Lu Qian, Zhang Qi, Wang Yangyang, Wang Jia, Zhao Haiqing, Wang Qiuhong, Zou Liping
Department of Pediatrics, First Hospital of Qinhuangdao, Hebei, 066000, China.
Department of Pediatrics, the First Medical Center, Chinese PLA General Hospital, Beijing, 100853, China.
Acta Epileptol. 2025 Mar 6;7(1):19. doi: 10.1186/s42494-025-00204-8.
Preferential activation of Acid-sensing ion channel 1a (ASIC1a) by acidosis promotes seizure termination. Studies have found that CO can reduce neuronal excitability and inhibit seizure activity. Dravet syndrome (DS) is a severe and catastrophic form of epilepsy primarily caused by monoallelic loss-of-function mutations in the SCN1A gene. Patients with DS suffer from frequent seizures, which can be triggered by fever and are often resistant to anti-seizure medications. Thus, this study aimed to explore the effect of inhaling 5% CO and activating ASIC1a against hyperthermia-induced seizures in a mouse model of DS (Scn1a).

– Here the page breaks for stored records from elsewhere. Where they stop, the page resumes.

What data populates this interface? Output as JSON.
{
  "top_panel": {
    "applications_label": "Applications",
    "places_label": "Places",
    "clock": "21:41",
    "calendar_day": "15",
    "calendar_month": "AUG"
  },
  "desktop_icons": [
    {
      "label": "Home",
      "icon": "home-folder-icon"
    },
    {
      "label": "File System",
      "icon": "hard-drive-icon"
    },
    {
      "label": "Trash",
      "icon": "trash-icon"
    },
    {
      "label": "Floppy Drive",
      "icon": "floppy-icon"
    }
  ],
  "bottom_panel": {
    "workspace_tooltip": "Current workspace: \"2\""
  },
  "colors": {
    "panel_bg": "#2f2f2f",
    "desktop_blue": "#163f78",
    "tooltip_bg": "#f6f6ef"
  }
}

Mice aged postnatal day 18-28 were divided into four groups: wild type (WT) + air, Scn1a + air, WT + CO, and Scn1a + CO. Hyperthermia-induced seizures were performed 60 min after gas inhalation. Neuronal damage was assessed using Nissl staining, whereas ASIC1a expression was evaluated through Western blot and immunofluorescence staining.

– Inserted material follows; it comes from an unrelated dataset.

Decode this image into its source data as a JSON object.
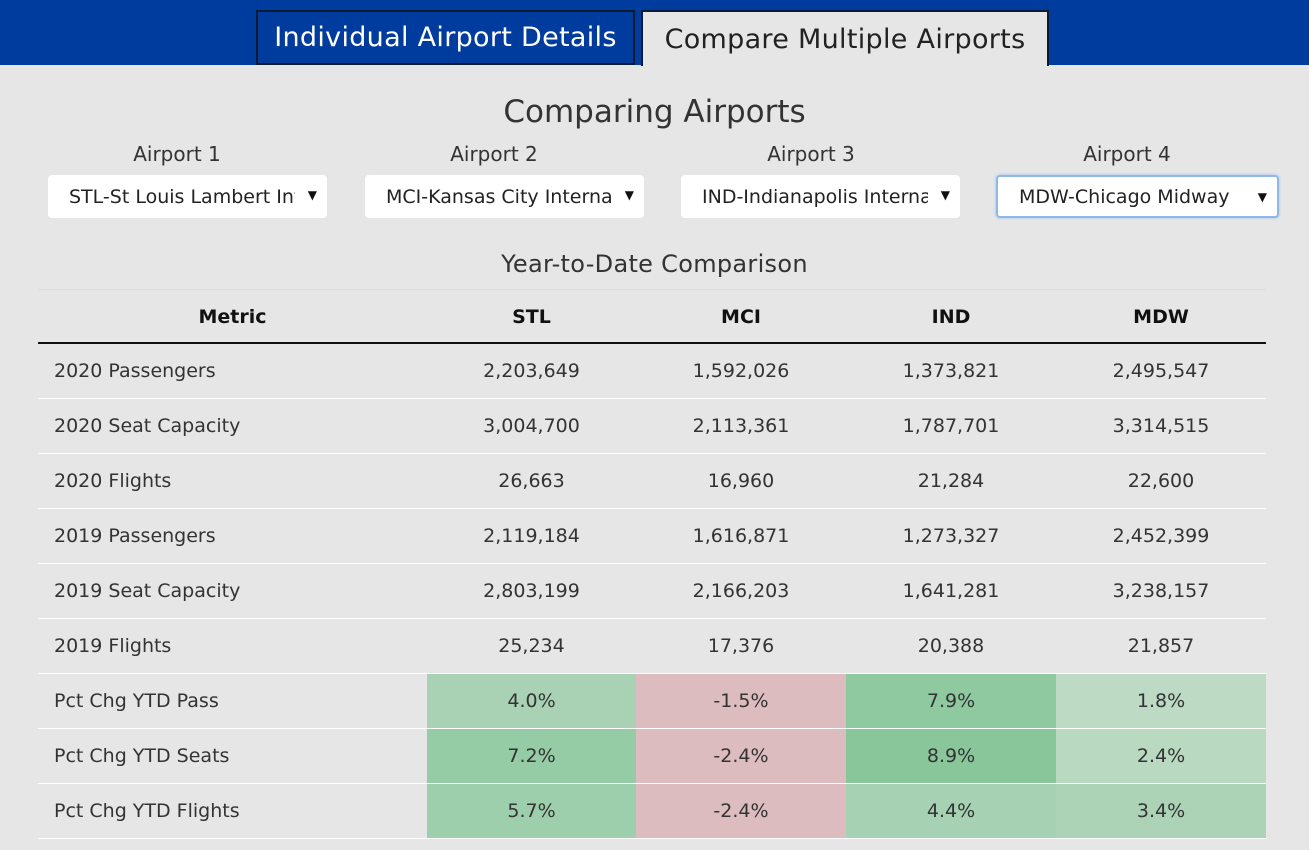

In the hyperthermia-induced seizure tests, no seizures occurred in WT mice. All mice in the Scn1a + air groups experienced seizures. In the Scn1a + CO group, all but one mouse had seizures. CO inhalation shortened the duration of seizures in Scn1a mice, improved electroencephalogram discharge patterns, and reduced neuronal damage in the hippocampus. The ASIC1a protein was mainly expressed in hippocampal neurons, with minor expression observed in astrocytes. The level of hippocampal ASIC1a increased in the Scn1a + CO mice.
After CO inhalation, the expression of the ASIC1a protein in the hippocampus increased, the duration of hyperthermia-induced seizures was reduced in Scn1a mice, and the damage to hippocampal neurons was alleviated.
酸中毒对酸敏感离子通道1a(ASIC1a)的优先激活可促进癫痫发作终止。研究发现,一氧化碳(CO)可降低神经元兴奋性并抑制癫痫发作活动。德雷维特综合征(DS)是一种严重的灾难性癫痫形式,主要由SCN1A基因的单等位基因功能丧失突变引起。DS患者频繁发作癫痫,可由发热触发,且通常对抗癫痫药物耐药。因此,本研究旨在探讨吸入5% CO并激活ASIC1a对DS(Scn1a)小鼠模型中热诱导癫痫发作的影响。
将出生后18 - 28天的小鼠分为四组:野生型(WT)+空气组、Scn1a +空气组、WT + CO组和Scn1a + CO组。吸入气体60分钟后进行热诱导癫痫发作实验。使用尼氏染色评估神经元损伤,通过蛋白质免疫印迹和免疫荧光染色评估ASIC1a表达。
在热诱导癫痫发作试验中,WT小鼠未发生癫痫发作。Scn1a +空气组的所有小鼠均出现癫痫发作。在Scn1a + CO组中,除一只小鼠外其他小鼠均出现癫痫发作。吸入CO缩短了Scn1a小鼠的癫痫发作持续时间,改善了脑电图放电模式,并减少了海马体中的神经元损伤。ASIC1a蛋白主要表达于海马神经元,在星形胶质细胞中有少量表达。Scn1a + CO小鼠海马体中ASIC1a水平升高。
吸入CO后,Scn1a小鼠海马体中ASIC1a蛋白表达增加,热诱导癫痫发作的持续时间缩短,海马神经元损伤减轻。